The above pamphlet advertised machines available from The Office Appliance Corporation in Bombay, India in September, 1936. On the front we see a Woodstock standard machine – and on the inside we see some interesting information.
We see from the above price list several interesting things. First, the company offered for sale not only brand new Woodstock machines, but also rebuilt Woodstocks and Bijou (Erika) portables. Second, the Woodstock machines are described as “Rebuilt at Woodstock Factory.” Woodstock eventually got into the act of rebuilding its own machines, as did all the other big makes. Third, the price of the rebuilt machines is, in the example of the normal carriage width (F cap or “fools cap”) only about 56% of that of the brand new machine and is exactly the same as the price of the Bijou model V portable.
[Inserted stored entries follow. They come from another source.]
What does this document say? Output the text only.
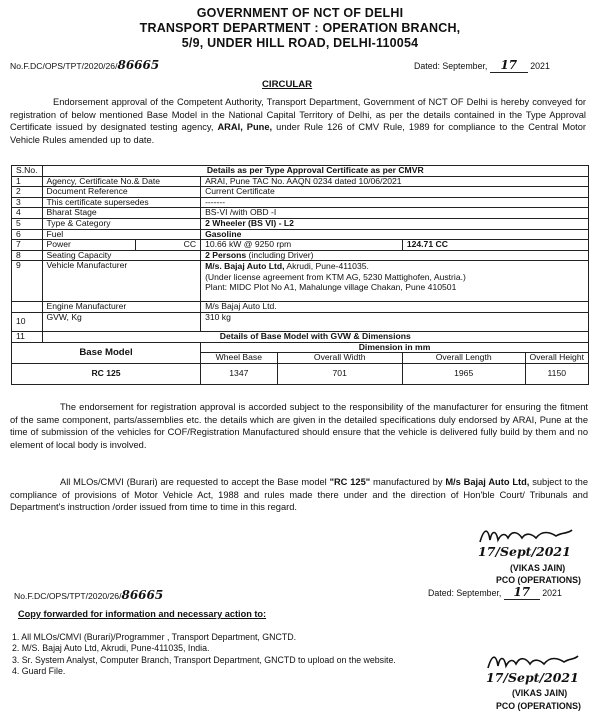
GOVERNMENT OF NCT OF DELHI
TRANSPORT DEPARTMENT : OPERATION BRANCH,
5/9, UNDER HILL ROAD, DELHI-110054
No.F.DC/OPS/TPT/2020/26/86665	Dated: September, 17 2021
CIRCULAR
Endorsement approval of the Competent Authority, Transport Department, Government of NCT OF Delhi is hereby conveyed for registration of below mentioned Base Model in the National Capital Territory of Delhi, as per the details contained in the Type Approval Certificate issued by designated testing agency, ARAI, Pune, under Rule 126 of CMV Rule, 1989 for compliance to the Central Motor Vehicle Rules amended up to date.
S.No.	Details as per Type Approval Certificate as per CMVR					
1	Agency, Certificate No.& Date		ARAI, Pune TAC No. AAQN 0234 dated 10/06/2021			
2	Document Reference		Current Certificate			
3	This certificate supersedes		-------			
4	Bharat Stage		BS-VI /with OBD -I			
5	Type & Category		2 Wheeler (BS VI) - L2			
6	Fuel		Gasoline			
7	Power	CC	10.66 kW @ 9250 rpm		124.71 CC	
8	Seating Capacity		2 Persons (including Driver)			
9	Vehicle Manufacturer		M/s. Bajaj Auto Ltd, Akrudi, Pune-411035.
(Under license agreement from KTM AG, 5230 Mattighofen, Austria.)
Plant: MIDC Plot No A1, Mahalunge village Chakan, Pune 410501			
	Engine Manufacturer		M/s Bajaj Auto Ltd.			
10	GVW, Kg		310 kg			
11	Details of Base Model with GVW & Dimensions					
Base Model			Dimension in mm			
			Wheel Base	Overall Width	Overall Length	Overall Height
RC 125			1347	701	1965	1150
The endorsement for registration approval is accorded subject to the responsibility of the manufacturer for ensuring the fitment of the same component, parts/assemblies etc. the details which are given in the detailed specifications duly endorsed by ARAI, Pune at the time of submission of the vehicles for COF/Registration Manufactured should ensure that the vehicle is delivered fully build by them and no element of local body is involved.
All MLOs/CMVI (Burari) are requested to accept the Base model "RC 125" manufactured by M/s Bajaj Auto Ltd, subject to the compliance of provisions of Motor Vehicle Act, 1988 and rules made there under and the direction of Hon'ble Court/ Tribunals and Department's instruction /order issued from time to time in this regard.
17/Sept/2021
(VIKAS JAIN)
PCO (OPERATIONS)
No.F.DC/OPS/TPT/2020/26/86665	Dated: September, 17 2021
Copy forwarded for information and necessary action to:
1. All MLOs/CMVI (Burari)/Programmer , Transport Department, GNCTD.
2. M/S. Bajaj Auto Ltd, Akrudi, Pune-411035, India.
3. Sr. System Analyst, Computer Branch, Transport Department, GNCTD to upload on the website.
4. Guard File.	17/Sept/2021
(VIKAS JAIN)
PCO (OPERATIONS)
The above price comparison makes it clear that not only were rebuilt standard typewriters competitive with brand-new standard machines, but that they were also competitive with portables if the buyer didn’t really want or need to move the machine around. It’s also clear that the presence of rebuilt standards in a product line only increased the chance to make a sale, which is what really counts.
When a rebuilder of typewriters received and categorized machines to be rebuilt, the first serious step in the remanufacturing process was disassembly. Here, we see the disassembly department of the Shipman-Ward Manufacturing Company in 1924. E. W. S. Shipman, founder of the company (originally “Typewriter Emporium,” founded in 1892) is standing beside one of his technicians performing the disassembly of an Underwood standard machine. By this date, Shipman-Ward was handling the Underwood exclusively.
In large factory settings such as this firm’s, the disassembly was performed by a bank of dedicated persons; the parts and the frames were then passed on to different divisions for special work. Badly worn parts were immediately discarded. This differed considerably from the method used in the early years of factory rebuilding in which one technician handled each machine from start to finish. The general factory method was almost wholly adopted prior to the outbreak of the First World War; only local dealers who rebuilt machines had a technician handle each machine all the way through – a practice of course that holds today as the factory rebuilding of typewriters is long gone.
Below, an example from a 1924 Shipman-Ward catalog showing a finished rebuilt Underwood No. 4. The only way to tell this machine from a factory Underwood is the insert in the right-hand shift key.